Elles n'y voyaient rien dans la nuit, mais Virasa eut tout de même le réflexe de sourire pour dissimuler son mensonge.
-J'imagine que oui... Je crois qu'on ne peut pas avoir tout ce que l'on veut, mais on peut au moins être à peu près celui que l'on voudrait. Non, je ne demande pas grand chose de plus qu'enseigner, aimer ceux qui m'entourent et raconter des bêtises en essayant d'analyser les passions Chiss ; ça, c'est ce qui nous concerne tous, quelles que soient nos opinions et notre histoire... Tu es un cas assez intéressant, d'ailleurs. Du reste, non, vraiment, j'en demande peu... Je vais bientôt me marier avec Wyxain, ça faisait longtemps que je l'espérais ; j'aimerais avoir un enfant, aussi, mais ça risque d'être compliqué...
Virasa était stérile ; c'était vraiment un problème qui se posait à elle, mais elle avait cependant bien pris soin de contourner ce qui lui faisait le plus de mal dans son existence, et elle savait que Sev'rance n'était pas dupe.
-Pourquoi tu me demandes cela ? questionna-t-elle ensuite pour détourner la conversation.
-Parce que... Parce que je me suis souvent demandé à quoi ressemblerait ma vie aujourd'hui si j'avais quitté l'armée avec Safera pour essayer d'avoir une vie paisible à ses côtés... Quelque chose comme celle que tu essayes d'obtenir. Ironiquement, en fin de compte, si ça c'était produit, je n'aurais pas eu moins de mal que toi à fonder une famille...
-Oui ! Mais comme tu le dis toi-même, ça ne sert à rien d'y penser, Safera n'est plus là et tu ne veux même plus entendre parler d'histoires d'amour...
-Non, en effet.
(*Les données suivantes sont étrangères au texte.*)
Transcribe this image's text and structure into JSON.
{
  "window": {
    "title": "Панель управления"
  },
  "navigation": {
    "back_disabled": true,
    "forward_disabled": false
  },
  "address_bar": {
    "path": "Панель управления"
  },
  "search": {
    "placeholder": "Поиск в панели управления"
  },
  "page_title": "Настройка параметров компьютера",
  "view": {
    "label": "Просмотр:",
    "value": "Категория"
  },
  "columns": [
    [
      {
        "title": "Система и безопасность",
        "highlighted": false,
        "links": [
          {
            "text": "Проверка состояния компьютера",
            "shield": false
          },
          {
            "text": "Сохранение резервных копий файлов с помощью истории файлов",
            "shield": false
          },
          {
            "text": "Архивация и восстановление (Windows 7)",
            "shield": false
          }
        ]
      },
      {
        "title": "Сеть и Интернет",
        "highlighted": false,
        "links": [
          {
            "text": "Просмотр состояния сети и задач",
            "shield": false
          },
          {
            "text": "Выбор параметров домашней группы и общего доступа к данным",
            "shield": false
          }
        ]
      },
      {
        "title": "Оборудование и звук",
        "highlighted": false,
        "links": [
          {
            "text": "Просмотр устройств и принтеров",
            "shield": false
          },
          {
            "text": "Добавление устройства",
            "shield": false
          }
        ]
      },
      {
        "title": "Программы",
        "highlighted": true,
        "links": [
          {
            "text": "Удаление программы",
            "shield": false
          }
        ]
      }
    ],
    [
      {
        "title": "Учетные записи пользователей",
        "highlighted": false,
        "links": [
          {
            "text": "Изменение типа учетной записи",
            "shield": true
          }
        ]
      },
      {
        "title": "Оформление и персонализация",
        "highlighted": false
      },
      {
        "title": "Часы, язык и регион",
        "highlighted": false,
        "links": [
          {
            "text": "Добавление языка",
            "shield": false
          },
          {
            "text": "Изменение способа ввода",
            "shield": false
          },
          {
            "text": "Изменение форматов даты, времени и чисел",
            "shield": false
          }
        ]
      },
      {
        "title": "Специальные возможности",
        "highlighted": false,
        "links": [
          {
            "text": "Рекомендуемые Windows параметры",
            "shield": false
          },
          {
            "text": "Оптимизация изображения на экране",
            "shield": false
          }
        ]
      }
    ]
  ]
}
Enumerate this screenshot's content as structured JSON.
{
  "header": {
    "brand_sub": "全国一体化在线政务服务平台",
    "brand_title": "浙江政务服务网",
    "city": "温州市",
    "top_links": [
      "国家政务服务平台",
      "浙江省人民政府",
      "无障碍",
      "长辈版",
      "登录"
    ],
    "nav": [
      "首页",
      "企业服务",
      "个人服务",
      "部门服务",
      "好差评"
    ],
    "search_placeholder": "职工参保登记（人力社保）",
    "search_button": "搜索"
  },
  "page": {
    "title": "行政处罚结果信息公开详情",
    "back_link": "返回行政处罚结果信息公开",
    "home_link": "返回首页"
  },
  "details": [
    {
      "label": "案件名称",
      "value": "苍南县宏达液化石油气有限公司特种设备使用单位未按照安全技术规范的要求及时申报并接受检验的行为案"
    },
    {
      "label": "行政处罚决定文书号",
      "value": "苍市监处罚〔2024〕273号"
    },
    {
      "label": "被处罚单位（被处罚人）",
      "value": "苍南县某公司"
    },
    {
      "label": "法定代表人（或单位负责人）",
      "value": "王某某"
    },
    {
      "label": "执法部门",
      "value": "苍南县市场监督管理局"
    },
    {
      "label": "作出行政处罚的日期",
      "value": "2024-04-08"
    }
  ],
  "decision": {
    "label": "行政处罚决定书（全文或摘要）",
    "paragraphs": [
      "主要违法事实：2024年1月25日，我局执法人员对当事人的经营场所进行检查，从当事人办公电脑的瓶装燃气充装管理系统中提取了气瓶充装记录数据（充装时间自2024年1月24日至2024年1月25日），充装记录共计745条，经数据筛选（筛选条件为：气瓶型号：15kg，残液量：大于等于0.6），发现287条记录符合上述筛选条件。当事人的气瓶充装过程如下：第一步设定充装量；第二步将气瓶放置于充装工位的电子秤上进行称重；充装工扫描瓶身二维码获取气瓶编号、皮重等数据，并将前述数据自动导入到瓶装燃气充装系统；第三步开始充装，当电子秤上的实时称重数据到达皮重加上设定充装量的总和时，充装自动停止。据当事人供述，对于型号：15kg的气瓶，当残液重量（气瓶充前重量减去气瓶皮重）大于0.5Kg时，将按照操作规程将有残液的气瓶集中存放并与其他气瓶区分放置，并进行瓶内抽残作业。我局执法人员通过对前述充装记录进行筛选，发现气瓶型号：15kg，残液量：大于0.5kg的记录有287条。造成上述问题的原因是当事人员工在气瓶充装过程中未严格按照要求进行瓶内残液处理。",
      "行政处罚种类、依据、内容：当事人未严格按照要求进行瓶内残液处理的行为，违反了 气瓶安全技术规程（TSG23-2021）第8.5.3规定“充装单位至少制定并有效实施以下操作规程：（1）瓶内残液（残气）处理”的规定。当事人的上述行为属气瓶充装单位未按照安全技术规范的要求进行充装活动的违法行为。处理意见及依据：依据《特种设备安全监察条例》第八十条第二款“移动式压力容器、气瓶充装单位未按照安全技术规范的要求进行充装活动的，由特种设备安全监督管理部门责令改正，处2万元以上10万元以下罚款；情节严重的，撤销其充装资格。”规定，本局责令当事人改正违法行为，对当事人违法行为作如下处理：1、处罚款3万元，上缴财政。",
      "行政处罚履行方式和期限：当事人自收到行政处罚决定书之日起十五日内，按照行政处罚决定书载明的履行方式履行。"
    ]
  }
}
J'étais curieuse de savoir ce que tu m'en dirais, mais ça n'arrivera pas, ni rien d'approchant... Je vais juste me décider à laisser les manuels d'Histoire tranquilles. Petite sœur ?
-Oui ?
-Merci d'être venue me chercher, au fait.
-Mais de rien... Allez, il fait nuit noire, il est hors de question de rentrer maintenant ; j'espère que nous n'aurons pas trop froid... Bonne nuit.»